If it's not, you better bring it! I love the popped collar look..
😮 looks delicious
I disnt but af5er that promo I sure wish I did !!!!!!!!! That looks amazing
It's just become too much a pain in the ass with all the regulations in recent years.
The biggest pain is when you call the agency you are supposed to call and ask questions and they don’t know the answer.
@@_thisisdavid I suspect in most places that aren't metro liberal areas no actual enforcement goes on at all.

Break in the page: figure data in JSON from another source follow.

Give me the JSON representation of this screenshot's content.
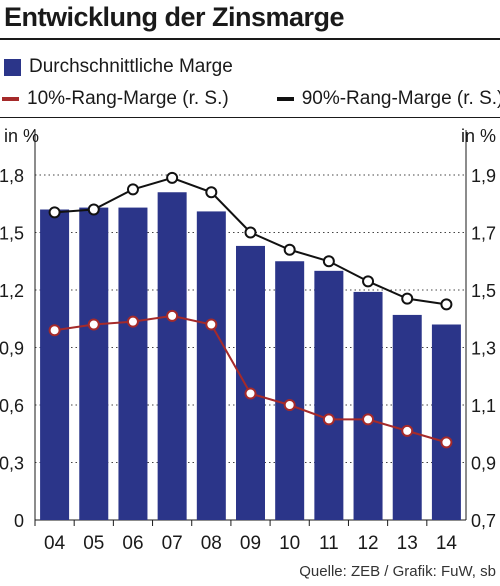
{
  "title": "Entwicklung der Zinsmarge",
  "legend": {
    "bars": "Durchschnittliche Marge",
    "line_red": "10%-Rang-Marge (r. S.)",
    "line_black": "90%-Rang-Marge (r. S.)"
  },
  "units": {
    "left": "in %",
    "right": "in %"
  },
  "source": "Quelle: ZEB / Grafik: FuW, sb",
  "colors": {
    "bar": "#2b3589",
    "red_line": "#a52a2a",
    "black_line": "#111111"
  },
  "chart_data": {
    "type": "bar",
    "categories": [
      "04",
      "05",
      "06",
      "07",
      "08",
      "09",
      "10",
      "11",
      "12",
      "13",
      "14"
    ],
    "series": [
      {
        "name": "Durchschnittliche Marge",
        "type": "bar",
        "axis": "left",
        "values": [
          1.62,
          1.63,
          1.63,
          1.71,
          1.61,
          1.43,
          1.35,
          1.3,
          1.19,
          1.07,
          1.02
        ]
      },
      {
        "name": "10%-Rang-Marge (r. S.)",
        "type": "line",
        "axis": "right",
        "values": [
          1.36,
          1.38,
          1.39,
          1.41,
          1.38,
          1.14,
          1.1,
          1.05,
          1.05,
          1.01,
          0.97
        ]
      },
      {
        "name": "90%-Rang-Marge (r. S.)",
        "type": "line",
        "axis": "right",
        "values": [
          1.77,
          1.78,
          1.85,
          1.89,
          1.84,
          1.7,
          1.64,
          1.6,
          1.53,
          1.47,
          1.45
        ]
      }
    ],
    "yaxis_left": {
      "label": "in %",
      "ylim": [
        0,
        1.8
      ],
      "ticks": [
        "0",
        "0,3",
        "0,6",
        "0,9",
        "1,2",
        "1,5",
        "1,8"
      ]
    },
    "yaxis_right": {
      "label": "in %",
      "ylim": [
        0.7,
        1.9
      ],
      "ticks": [
        "0,7",
        "0,9",
        "1,1",
        "1,3",
        "1,5",
        "1,7",
        "1,9"
      ]
    },
    "grid": "horizontal dotted",
    "legend_position": "top"
  }
}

@@SmokeNGunsBBQ. That is not the case. I am rural conservative America and we have the same oversight. Actually pretty strict. Some of it depends on the Health Inspector that you get.
Looking foward to it! Good luck to all your endeavors!
Wow, thanks for this in the process of doing this now
Hope it turns out great
Nice job
Where can I see your events schedule?
You can find us @tastebbqfl on Instagram and Facebook
Did you foil boat your pork butts towards the end of the cook until they were done.
Yea I normally do it towards the end and leave it wrapped till I’m ready to shred. I will normally wrap ones I see the fat at the top starting to crack.
Ok and I’m sure by you foil boating them it does allow more smoke until it’s done. Smart idea. Thanks for sharing. I’m in Texas and I’m in the process of building a bbq trailer myself.